What made you pick this era for the setting of your book?
Years ago, when I went with my son’s second-grade class to visit the Mobile Museum of History, I saw some things that ignited my interest and set my story-telling wheels turning. One was a replica of the Hunley submarine, which became the nucleus for my Civil War-set novel, Redeeming Gabriel. I also saw portraits of the LeMoyne brothers, Iberville and Bienville, who were responsible for claiming the Gulf Coast for France in the 18th century. Anyway, later, as I was researching Mobile history for the submarine story, I ran across mention of some young Frenchwomen who came to America on a ship called the Pelican to marry the soldiers and settlers under the LeMoynes. I made a note to myself to write a novel based on their experiences if I ever got the chance. So there you go. 

Do you like to have any particular things/surroundings when you write?
M&M’s. My dog, ZoĆ«. A soy chai tea latte or cup of coffee. Sometimes I write in my living room recliner. Sometimes I go to Starbucks. When I’m really in a deadline crunch, I go to my office.
Sounds relaxing! =D She's adorable! ;)

If you could travel anywhere in the world, where would you go?
Paris, probably. Or Oxford. Maybe Venice. Oh! But first I’d go to Williamsburg to see the setting of Elswyth Thane’s historical series. Love those books!
I think it would be interesting to go to Williamsburg! And Paris is always a good idea. 
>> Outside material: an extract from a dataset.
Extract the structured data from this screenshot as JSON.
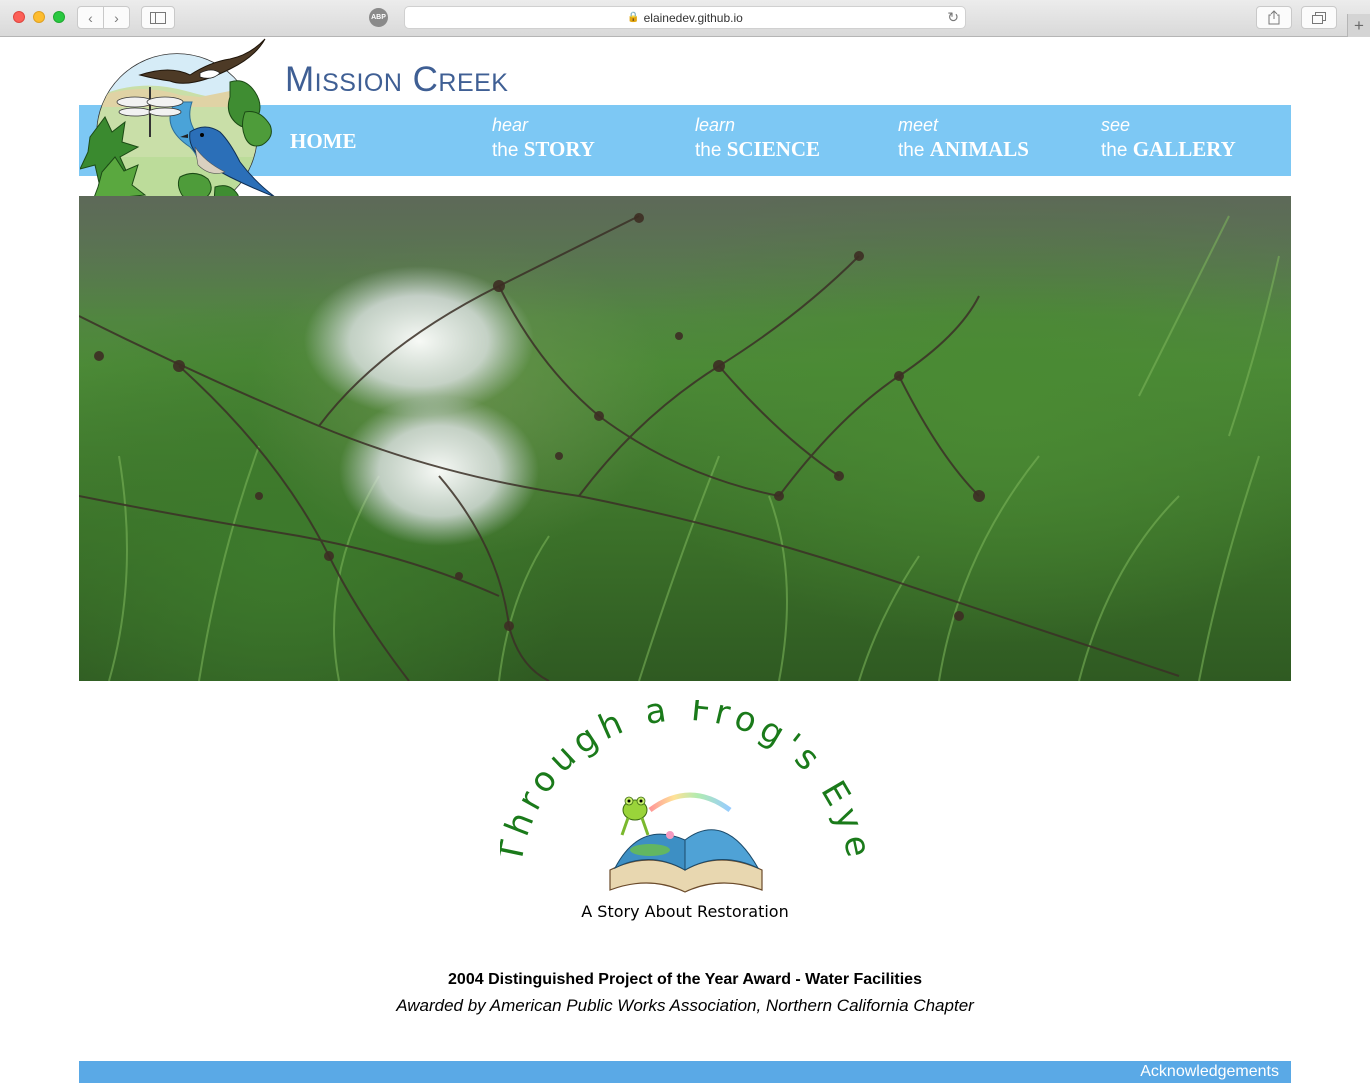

What is your favorite Period Drama?
I really really liked the Keira Knightley Pride and Prejudice (I’m not a purist—so shoot me). I don’t know if it’s exactly a period drama, but I loved the Leonardo Dicaprio/Claire Danes Romeo and Juliet. I loved The Patriot—that may be my favorite ever—oh, and The Gladiator.
I love that version of Pride and Prejudice!! It's my favorite too- shhh! :p

Tea or Coffee?
Yes. My name is Beth White, and I am a caffeine addict. You forgot Cherry Coke Zero.
Haha! Very nice! =)

How does your faith influence your writing?
I don’t really know how to answer that, because I’m a Christian who writes. I don’t know how to be anything else. I’m not blaming my mistakes and failures, which are legion, on God, but I’m fully aware that every breath I take comes from Him. I’m also a Christian teacher, and the way I teach is shaped by the Christ-life. I’ve really gotten away from preaching any particular message as I write, but I try to listen to the Holy Spirit, who infuses my thoughts and imagination. 

Thanks so much for stopping by!!!
You’re welcome! Any opportunity to ramble about writing…Thanks for noticing me.